Abstract
Objective: Alzheimer's disease (AD) is characterised by progressive cognitive decline due to neurodegeneration. Over activation of the hypothalamic–pituitary–adrenal axis, oxidative stress and inflammation potentially damage the neuronal system, affecting cognition.
Aim: This study aimed to assess the relationship between serum cortisol, Interleukin-6 (IL-6) and homocysteine (Hcy) levels in AD.
Methods: Case-Control observational study consisting of 71 patients with AD and 70 healthy controls above 60 years of age. Serum samples were analysed for cortisol, IL-6 and Hcy levels using chemiluminescence immunoassay (Immulite 1000) technique. Cognitive functions were measured using the Mini-Mental State Examination (MMSE) Score. AD subjects were categorised based on the modified Kuppuswamy socioeconomic status scale. Statistical evaluation was conducted using SPSS Statistics software. Group data were analysed using a two-tailed Student's t-test, analysis of variance (ANOVA), the Mann–Whitney U test and Pearson's correlation test.

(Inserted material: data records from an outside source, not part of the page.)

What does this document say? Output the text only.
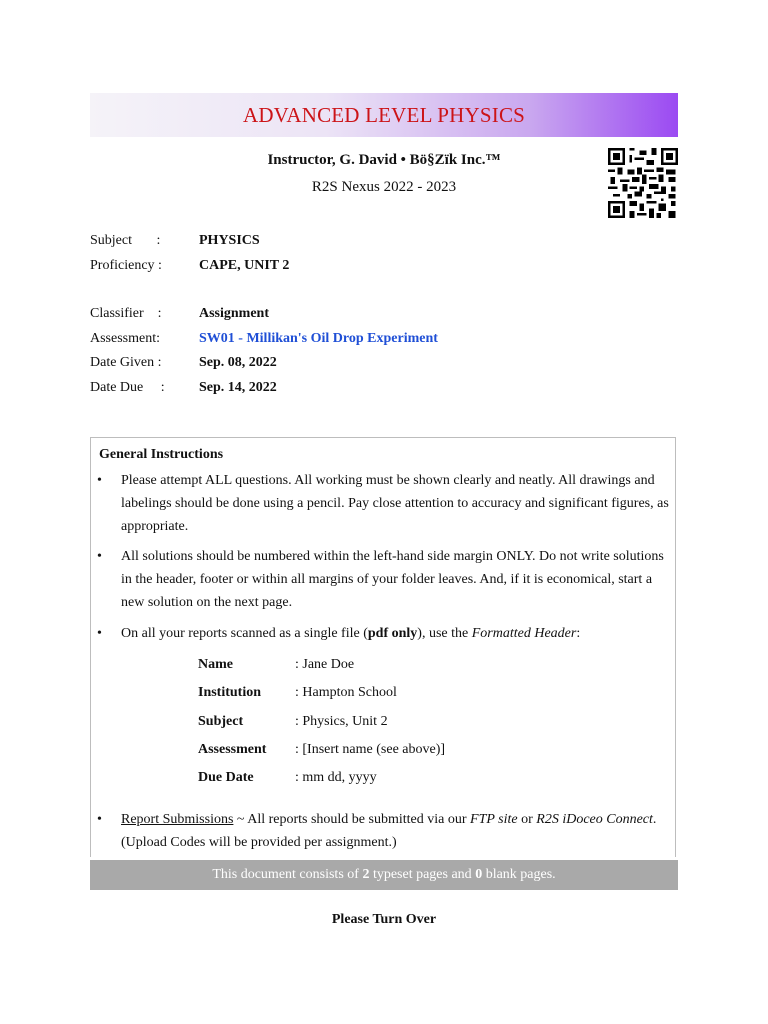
ADVANCED LEVEL PHYSICS
Instructor, G. David • Bö§Zïk Inc.™
R2S Nexus 2022 - 2023
Subject :	PHYSICS
Proficiency :	CAPE, UNIT 2
Classifier :	Assignment
Assessment:	SW01 - Millikan's Oil Drop Experiment
Date Given :	Sep. 08, 2022
Date Due :	Sep. 14, 2022
General Instructions
•	Please attempt ALL questions. All working must be shown clearly and neatly. All drawings and labelings should be done using a pencil. Pay close attention to accuracy and significant figures, as appropriate.
•	All solutions should be numbered within the left-hand side margin ONLY. Do not write solutions in the header, footer or within all margins of your folder leaves. And, if it is economical, start a new solution on the next page.
•	On all your reports scanned as a single file (pdf only), use the Formatted Header:
Name	: Jane Doe
Institution	: Hampton School
Subject	: Physics, Unit 2
Assessment	: [Insert name (see above)]
Due Date	: mm dd, yyyy
•	Report Submissions ~ All reports should be submitted via our FTP site or R2S iDoceo Connect. (Upload Codes will be provided per assignment.)
This document consists of 2 typeset pages and 0 blank pages.
Please Turn Over
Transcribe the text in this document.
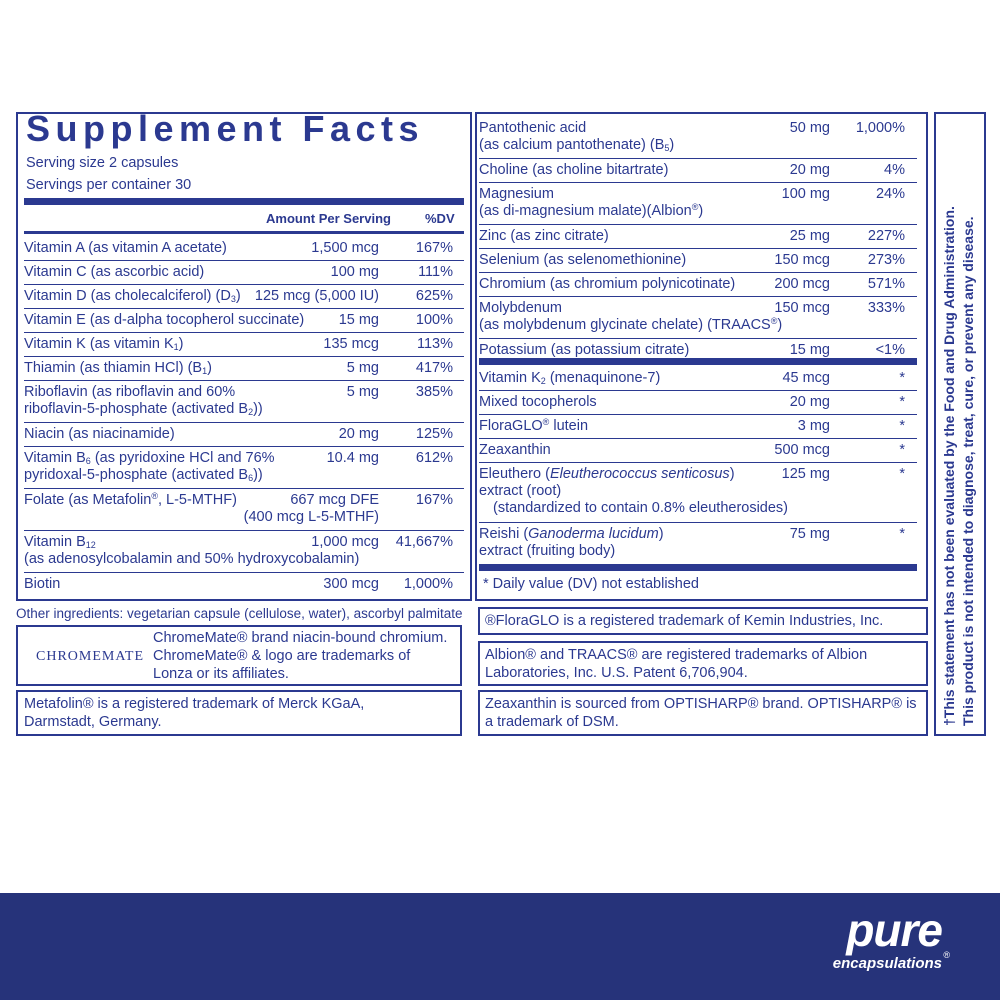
Supplement Facts
Serving size 2 capsules
Servings per container 30
Amount Per Serving	%DV
Vitamin A (as vitamin A acetate)	1,500 mcg	167%
Vitamin C (as ascorbic acid)	100 mg	111%
Vitamin D (as cholecalciferol) $(D_3)$ 125 mcg (5,000 IU)	625%
Vitamin E (as d-alpha tocopherol succinate) 15 mg	100%
Vitamin K (as vitamin $K_1$)	135 mcg	113%
Thiamin (as thiamin HCl) $(B_1)$	5 mg	417%
Riboflavin (as riboflavin and 60%
riboflavin-5-phosphate (activated $B_2$))
5 mg	385%
Niacin (as niacinamide)	20 mg	125%
Vitamin $B_6$ (as pyridoxine HCl and 76%
pyridoxal-5-phosphate (activated $B_6$))
10.4 mg	612%
Folate (as Metafolin®, L-5-MTHF)	667 mcg DFE
(400 mcg L-5-MTHF)
167%
Vitamin $B_{12}$
(as adenosylcobalamin and 50% hydroxycobalamin)
1,000 mcg 41,667%
Biotin	300 mcg 1,000%
Pantothenic acid
(as calcium pantothenate) $(B_5)$
50 mg 1,000%
Choline (as choline bitartrate)	20 mg	4%
Magnesium
(as di-magnesium malate)(Albion®)
100 mg	24%
Zinc (as zinc citrate)	25 mg	227%
Selenium (as selenomethionine)	150 mcg	273%
Chromium (as chromium polynicotinate)	200 mcg	571%
Molybdenum
(as molybdenum glycinate chelate) (TRAACS®)
150 mcg	333%
Potassium (as potassium citrate)	15 mg	<1%
Vitamin $K_2$ (menaquinone-7)	45 mcg	*
Mixed tocopherols	20 mg	*
FloraGLO® lutein	3 mg	*
Zeaxanthin	500 mcg	*
Eleuthero (Eleutherococcus senticosus)
extract (root)
(standardized to contain 0.8% eleutherosides)
125 mg	*
Reishi (Ganoderma lucidum)
extract (fruiting body)
75 mg	*
* Daily value (DV) not established
Other ingredients: vegetarian capsule (cellulose, water), ascorbyl palmitate
CHROMEMATE
ChromeMate® brand niacin-bound chromium.
ChromeMate® & logo are trademarks of
Lonza or its affiliates.
Metafolin® is a registered trademark of Merck KGaA,
Darmstadt, Germany.
®FloraGLO is a registered trademark of Kemin Industries, Inc.
Albion® and TRAACS® are registered trademarks of Albion
Laboratories, Inc. U.S. Patent 6,706,904.
Zeaxanthin is sourced from OPTISHARP® brand. OPTISHARP® is
a trademark of DSM.	†This statement has not been evaluated by the Food and Drug Administration. This product is not intended to diagnose, treat, cure, or prevent any disease.
pure
encapsulations ®
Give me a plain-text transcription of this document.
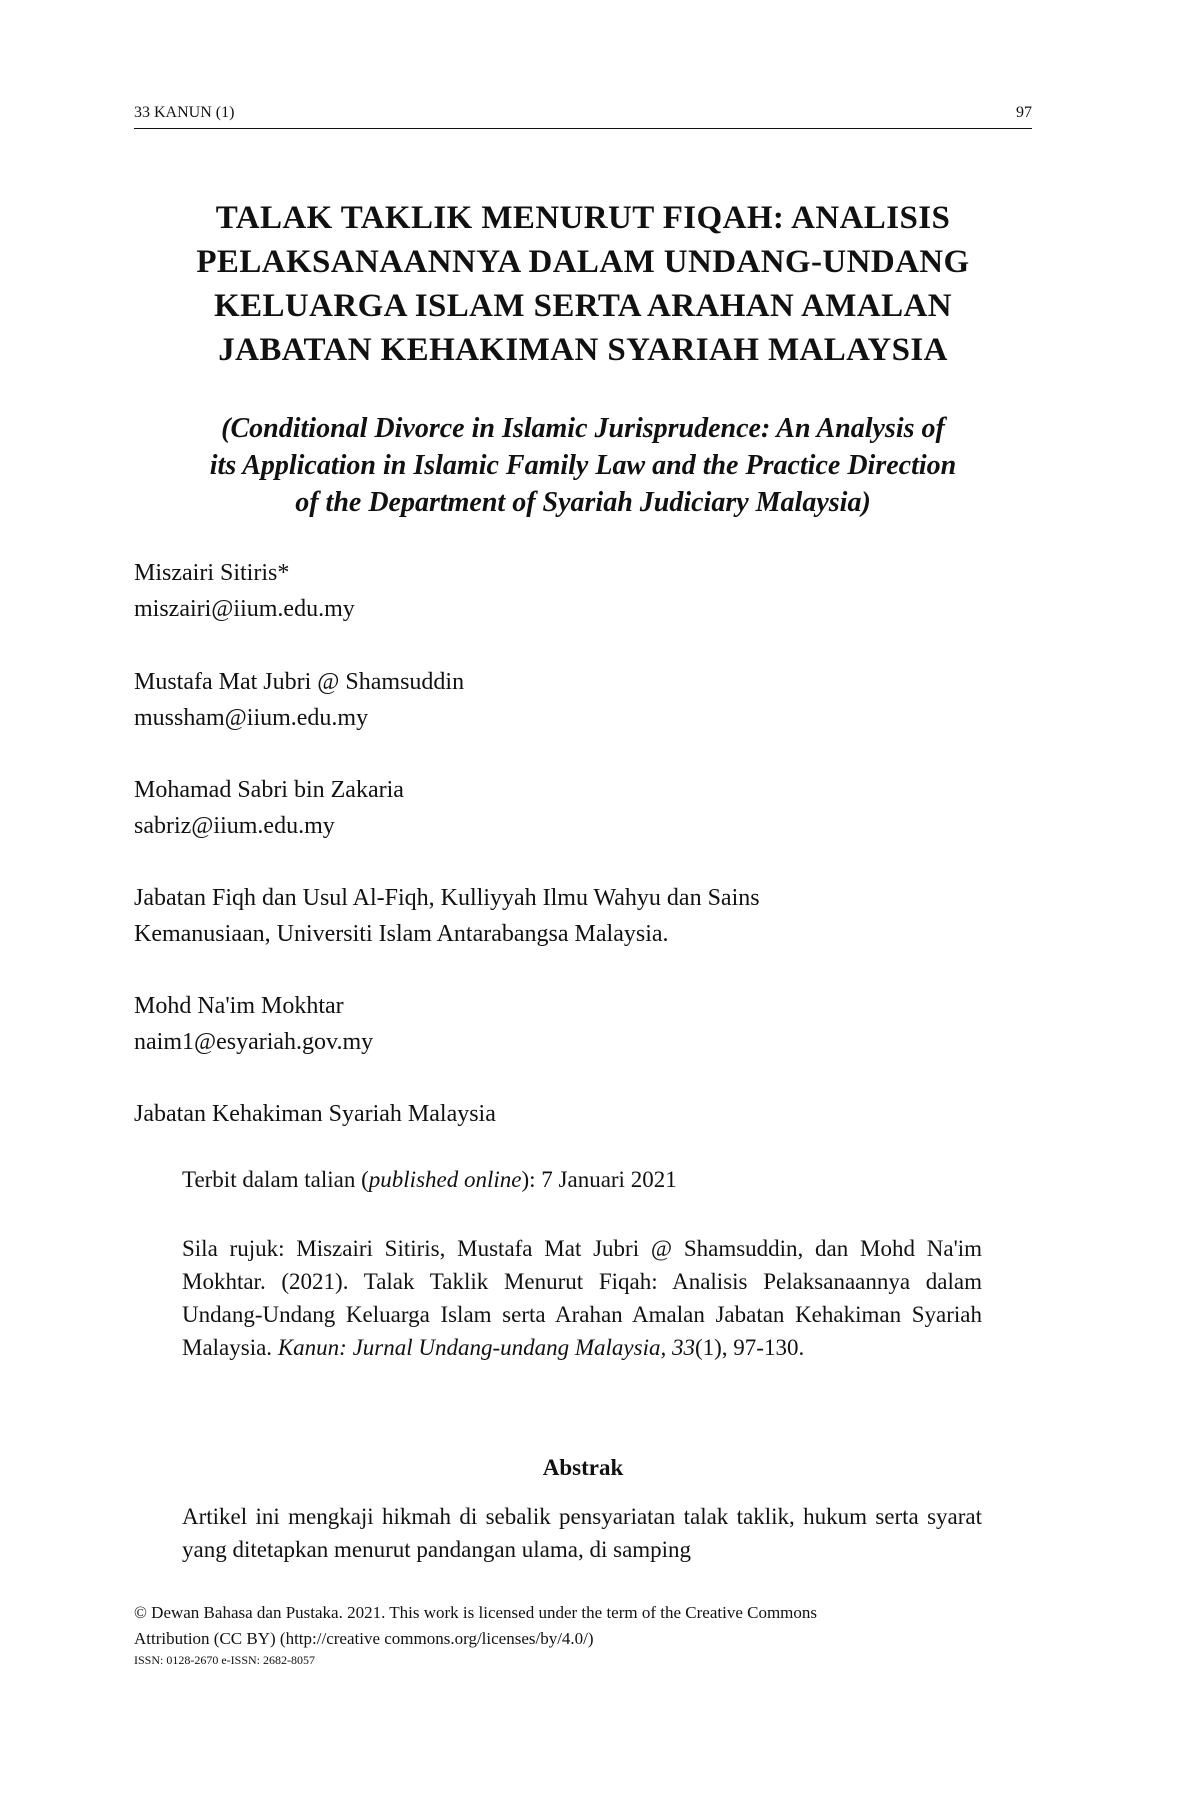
33 KANUN (1)	97
TALAK TAKLIK MENURUT FIQAH: ANALISIS
PELAKSANAANNYA DALAM UNDANG-UNDANG
KELUARGA ISLAM SERTA ARAHAN AMALAN
JABATAN KEHAKIMAN SYARIAH MALAYSIA
(Conditional Divorce in Islamic Jurisprudence: An Analysis of
its Application in Islamic Family Law and the Practice Direction
of the Department of Syariah Judiciary Malaysia)
Miszairi Sitiris*
miszairi@iium.edu.my
Mustafa Mat Jubri @ Shamsuddin
mussham@iium.edu.my
Mohamad Sabri bin Zakaria
sabriz@iium.edu.my
Jabatan Fiqh dan Usul Al-Fiqh, Kulliyyah Ilmu Wahyu dan Sains
Kemanusiaan, Universiti Islam Antarabangsa Malaysia.
Mohd Na'im Mokhtar
naim1@esyariah.gov.my
Jabatan Kehakiman Syariah Malaysia
Terbit dalam talian (published online): 7 Januari 2021
Sila rujuk: Miszairi Sitiris, Mustafa Mat Jubri @ Shamsuddin, dan Mohd Na'im Mokhtar. (2021). Talak Taklik Menurut Fiqah: Analisis Pelaksanaannya dalam Undang-Undang Keluarga Islam serta Arahan Amalan Jabatan Kehakiman Syariah Malaysia. Kanun: Jurnal Undang-undang Malaysia, 33(1), 97-130.
Abstrak
Artikel ini mengkaji hikmah di sebalik pensyariatan talak taklik, hukum serta syarat yang ditetapkan menurut pandangan ulama, di samping
© Dewan Bahasa dan Pustaka. 2021. This work is licensed under the term of the Creative Commons
Attribution (CC BY) (http://creative commons.org/licenses/by/4.0/)
ISSN: 0128-2670 e-ISSN: 2682-8057
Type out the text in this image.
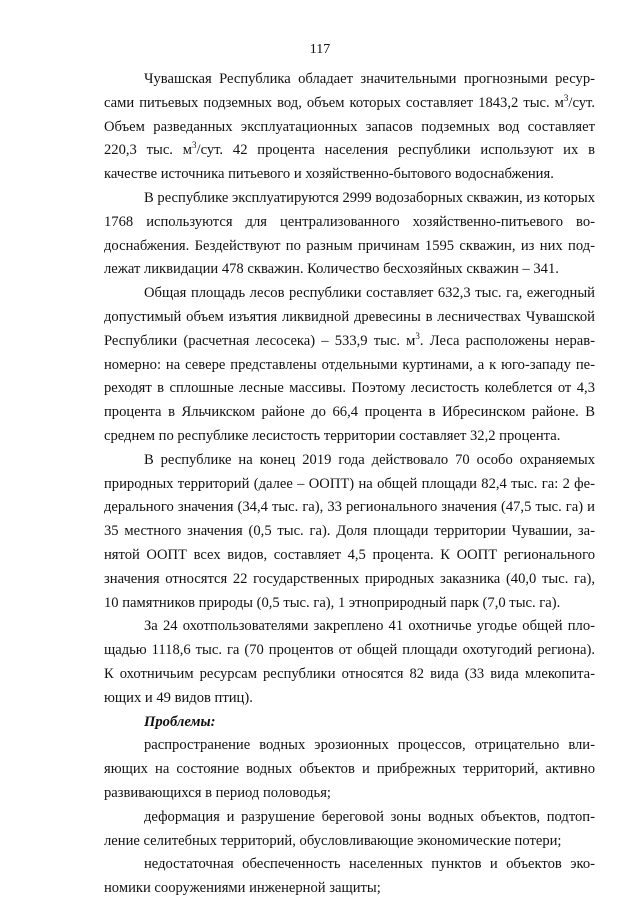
117

Чувашская Республика обладает значительными прогнозными ресурсами питьевых подземных вод, объем которых составляет 1843,2 тыс. $м^3$/сут. Объем разведанных эксплуатационных запасов подземных вод составляет 220,3 тыс. $м^3$/сут. 42 процента населения республики используют их в качестве источника питьевого и хозяйственно-бытового водоснабжения.

В республике эксплуатируются 2999 водозаборных скважин, из которых 1768 используются для централизованного хозяйственно-питьевого водоснабжения. Бездействуют по разным причинам 1595 скважин, из них подлежат ликвидации 478 скважин. Количество бесхозяйных скважин – 341.

Общая площадь лесов республики составляет 632,3 тыс. га, ежегодный допустимый объем изъятия ликвидной древесины в лесничествах Чувашской Республики (расчетная лесосека) – 533,9 тыс. $м^3$. Леса расположены неравномерно: на севере представлены отдельными куртинами, а к юго-западу переходят в сплошные лесные массивы. Поэтому лесистость колеблется от 4,3 процента в Яльчикском районе до 66,4 процента в Ибресинском районе. В среднем по республике лесистость территории составляет 32,2 процента.

В республике на конец 2019 года действовало 70 особо охраняемых природных территорий (далее – ООПТ) на общей площади 82,4 тыс. га: 2 федерального значения (34,4 тыс. га), 33 регионального значения (47,5 тыс. га) и 35 местного значения (0,5 тыс. га). Доля площади территории Чувашии, занятой ООПТ всех видов, составляет 4,5 процента. К ООПТ регионального значения относятся 22 государственных природных заказника (40,0 тыс. га), 10 памятников природы (0,5 тыс. га), 1 этноприродный парк (7,0 тыс. га).

За 24 охотпользователями закреплено 41 охотничье угодье общей площадью 1118,6 тыс. га (70 процентов от общей площади охотугодий региона). К охотничьим ресурсам республики относятся 82 вида (33 вида млекопитающих и 49 видов птиц).

Проблемы:

распространение водных эрозионных процессов, отрицательно влияющих на состояние водных объектов и прибрежных территорий, активно развивающихся в период половодья;

деформация и разрушение береговой зоны водных объектов, подтопление селитебных территорий, обусловливающие экономические потери;

недостаточная обеспеченность населенных пунктов и объектов экономики сооружениями инженерной защиты;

Results: Serum cortisol, IL-6 and Hcy levels were significantly increased (p < 0.01) in AD (cortisol: 19.69 ± 8.96 ug/dl; IL-6: 10.27 ± 2.76 pg/ml; Hcy: 23.29 ± 3.81 μmol/l), as compared with the controls (cortisol: 13.37 ± 5.59 ug/dl; IL-6: 3.37 ± 0.79 pg/ml; Hcy: 8.25 ± 2.36 μmol/l). MMSE scores in AD were negatively correlated with cortisol, IL-6 and Hcy levels.
Conclusions: Serum cortisol, IL-6 and Hcy levels are independent biomarkers for AD progression. Hypercortisolaemia, hyperhomocysteinemia and inflammation play important roles in AD-related cognitive dysfunction and are interlinked.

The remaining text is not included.